Tanker rates surge as rising crude prices boost bunker fuel costs

Monday, 10 August 2009

The cost of shipping Middle East crude to Asia, the world's busiest route for supertankers, posted its best weekly gain in two months as rising ship-fuel costs prompted owners to demand higher rates. Rental costs on the benchmark Saudi Arabia to Japan route advanced 0.9 per cent to 39.5 Worldscale points in London on Friday, taking their five-day gain to 14 per cent. Income from renting ships for the voyage fell 0.9 per cent to $13,304, according to the bourse, which takes into account changing ship fuel, or bunker, prices to calculate owners' returns.
Bunker prices have more than doubled to $428 a metric ton in Rotterdam this year as crude oil gains, according to data compiled by Bloomberg. That pushes up owners' biggest expense and means they must charge more to maintain earnings.

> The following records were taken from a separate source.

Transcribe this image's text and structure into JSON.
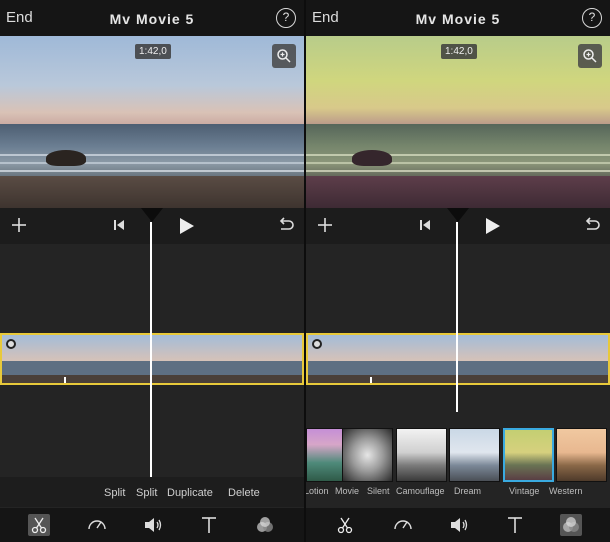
{
  "panels": [
    {
      "end_label": "End",
      "title": "Mv Movie 5",
      "help_label": "?",
      "timecode": "1:42,0",
      "actions": [
        "Split",
        "Split",
        "Duplicate",
        "Delete"
      ],
      "tools": [
        "scissors-icon",
        "speedometer-icon",
        "volume-icon",
        "text-icon",
        "filters-icon"
      ],
      "active_tool": "scissors-icon"
    },
    {
      "end_label": "End",
      "title": "Mv Movie 5",
      "help_label": "?",
      "timecode": "1:42,0",
      "filters": [
        "Lotion",
        "Movie",
        "Silent",
        "Camouflage",
        "Dream",
        "Vintage",
        "Western"
      ],
      "selected_filter": "Dream",
      "tools": [
        "scissors-icon",
        "speedometer-icon",
        "volume-icon",
        "text-icon",
        "filters-icon"
      ],
      "active_tool": "filters-icon"
    }
  ],
  "colors": {
    "selection": "#e8c93a",
    "filter_selection": "#3aaae0",
    "vintage_tint": "#b9c36a"
  }
}
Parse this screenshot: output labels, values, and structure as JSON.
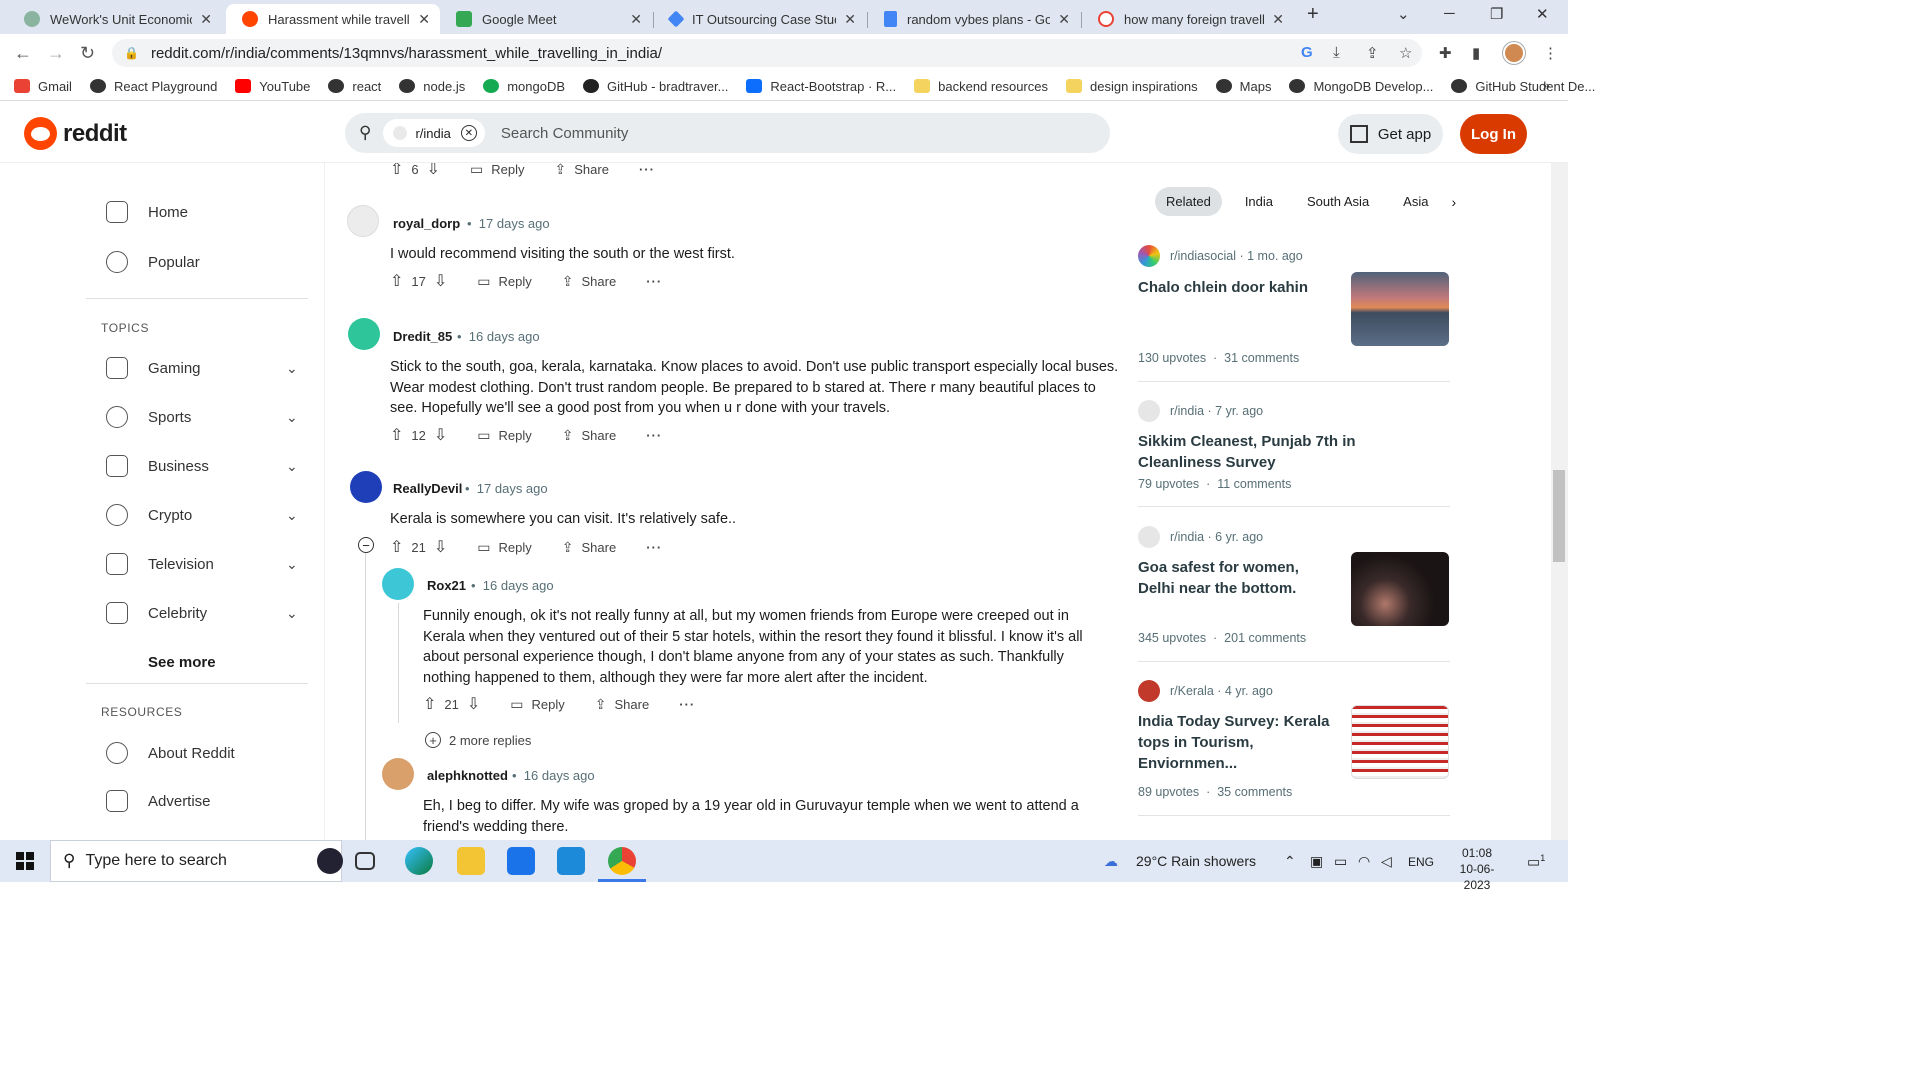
{
  "browser": {
    "tabs": [
      {
        "title": "WeWork's Unit Economics",
        "active": false,
        "color": "#8ab4a0"
      },
      {
        "title": "Harassment while travelling",
        "active": true,
        "color": "#ff4500"
      },
      {
        "title": "Google Meet",
        "active": false,
        "color": "#34a853"
      },
      {
        "title": "IT Outsourcing Case Studies",
        "active": false,
        "color": "#4285f4"
      },
      {
        "title": "random vybes plans - Goog",
        "active": false,
        "color": "#4285f4"
      },
      {
        "title": "how many foreign travellers",
        "active": false,
        "color": "#ea4335"
      }
    ],
    "url": "reddit.com/r/india/comments/13qmnvs/harassment_while_travelling_in_india/",
    "bookmarks": [
      {
        "label": "Gmail",
        "color": "#ea4335"
      },
      {
        "label": "React Playground",
        "color": "#333"
      },
      {
        "label": "YouTube",
        "color": "#ff0000"
      },
      {
        "label": "react",
        "color": "#333"
      },
      {
        "label": "node.js",
        "color": "#333"
      },
      {
        "label": "mongoDB",
        "color": "#13aa52"
      },
      {
        "label": "GitHub - bradtraver...",
        "color": "#222"
      },
      {
        "label": "React-Bootstrap · R...",
        "color": "#0d6efd"
      },
      {
        "label": "backend resources",
        "color": "#f4d35e"
      },
      {
        "label": "design inspirations",
        "color": "#f4d35e"
      },
      {
        "label": "Maps",
        "color": "#333"
      },
      {
        "label": "MongoDB Develop...",
        "color": "#333"
      },
      {
        "label": "GitHub Student De...",
        "color": "#333"
      }
    ],
    "bookmarks_more": "»"
  },
  "reddit": {
    "logo_text": "reddit",
    "search_chip": "r/india",
    "search_placeholder": "Search Community",
    "get_app": "Get app",
    "login": "Log In"
  },
  "left_nav": {
    "main": [
      {
        "label": "Home",
        "icon": "home-icon"
      },
      {
        "label": "Popular",
        "icon": "popular-icon"
      }
    ],
    "topics_heading": "TOPICS",
    "topics": [
      {
        "label": "Gaming",
        "icon": "gaming-icon"
      },
      {
        "label": "Sports",
        "icon": "sports-icon"
      },
      {
        "label": "Business",
        "icon": "business-icon"
      },
      {
        "label": "Crypto",
        "icon": "crypto-icon"
      },
      {
        "label": "Television",
        "icon": "television-icon"
      },
      {
        "label": "Celebrity",
        "icon": "celebrity-icon"
      }
    ],
    "see_more": "See more",
    "resources_heading": "RESOURCES",
    "resources": [
      {
        "label": "About Reddit",
        "icon": "about-icon"
      },
      {
        "label": "Advertise",
        "icon": "advertise-icon"
      }
    ]
  },
  "comments": {
    "top_action_score": "6",
    "reply_label": "Reply",
    "share_label": "Share",
    "more_label": "···",
    "items": [
      {
        "author": "royal_dorp",
        "time": "17 days ago",
        "body": "I would recommend visiting the south or the west first.",
        "score": "17",
        "avatar_color": "#ececec"
      },
      {
        "author": "Dredit_85",
        "time": "16 days ago",
        "body": "Stick to the south, goa, kerala, karnataka. Know places to avoid. Don't use public transport especially local buses. Wear modest clothing. Don't trust random people. Be prepared to b stared at. There r many beautiful places to see. Hopefully we'll see a good post from you when u r done with your travels.",
        "score": "12",
        "avatar_color": "#2ec59b"
      },
      {
        "author": "ReallyDevil",
        "time": "17 days ago",
        "body": "Kerala is somewhere you can visit. It's relatively safe..",
        "score": "21",
        "avatar_color": "#1e3fb8"
      },
      {
        "author": "Rox21",
        "time": "16 days ago",
        "body": "Funnily enough, ok it's not really funny at all, but my women friends from Europe were creeped out in Kerala when they ventured out of their 5 star hotels, within the resort they found it blissful. I know it's all about personal experience though, I don't blame anyone from any of your states as such. Thankfully nothing happened to them, although they were far more alert after the incident.",
        "score": "21",
        "avatar_color": "#3dc7d6"
      },
      {
        "author": "alephknotted",
        "time": "16 days ago",
        "body": "Eh, I beg to differ. My wife was groped by a 19 year old in Guruvayur temple when we went to attend a friend's wedding there.",
        "avatar_color": "#d9a06c"
      }
    ],
    "more_replies": "2 more replies"
  },
  "related": {
    "tabs": [
      "Related",
      "India",
      "South Asia",
      "Asia"
    ],
    "active_tab": "Related",
    "cards": [
      {
        "sub": "r/indiasocial",
        "age": "1 mo. ago",
        "title": "Chalo chlein door kahin",
        "upvotes": "130 upvotes",
        "comments": "31 comments",
        "thumb": "sunset-beach",
        "icon_color": "#e8a33a"
      },
      {
        "sub": "r/india",
        "age": "7 yr. ago",
        "title": "Sikkim Cleanest, Punjab 7th in Cleanliness Survey",
        "upvotes": "79 upvotes",
        "comments": "11 comments",
        "icon_color": "#d8d8d8"
      },
      {
        "sub": "r/india",
        "age": "6 yr. ago",
        "title": "Goa safest for women, Delhi near the bottom.",
        "upvotes": "345 upvotes",
        "comments": "201 comments",
        "thumb": "protest-photo",
        "icon_color": "#d8d8d8"
      },
      {
        "sub": "r/Kerala",
        "age": "4 yr. ago",
        "title": "India Today Survey: Kerala tops in Tourism, Enviornmen...",
        "upvotes": "89 upvotes",
        "comments": "35 comments",
        "thumb": "survey-table",
        "icon_color": "#c0392b"
      }
    ]
  },
  "taskbar": {
    "search_placeholder": "Type here to search",
    "weather": "29°C  Rain showers",
    "lang": "ENG",
    "time": "01:08",
    "date": "10-06-2023",
    "notif_count": "1"
  }
}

"The trend is up on the crude price and consequently bunkers," Halvor Ellefsen, a shipbroker at SeaLeague in Oslo, said by e-mail Friday. Owners "have to price in a risk for further increases" when setting rates to lease ships, he said.
Last week's advance was the biggest since the week ended June 12, when the Worldscale rate climbed 41 per cent.
Worldscale points are a percentage of a nominal rate, or flat rate, for more than 320,000 specific routes. Flat rates for every voyage, quoted in US dollars a ton, are revised annually by the Worldscale Association in London to reflect changing fuel costs, port tariffs and exchange rates.
Each flat rate assessment gives owners and oil companies a starting point for negotiating hire rates without having to calculate the value of each deal from scratch.
The supply of very large crude carriers, or VLCCs, in the Middle East has declined "maybe slightly, but there's still enough tonnage" to collect the remaining August cargoes, Ellefsen said.
Owners need "a steady flow of fresh cargoes early this week to support the present momentum, otherwise they will find themselves struggling hard to maintain current levels," Oslo-based shipbroker PF Bassoe wrote in an e-mailed report Friday.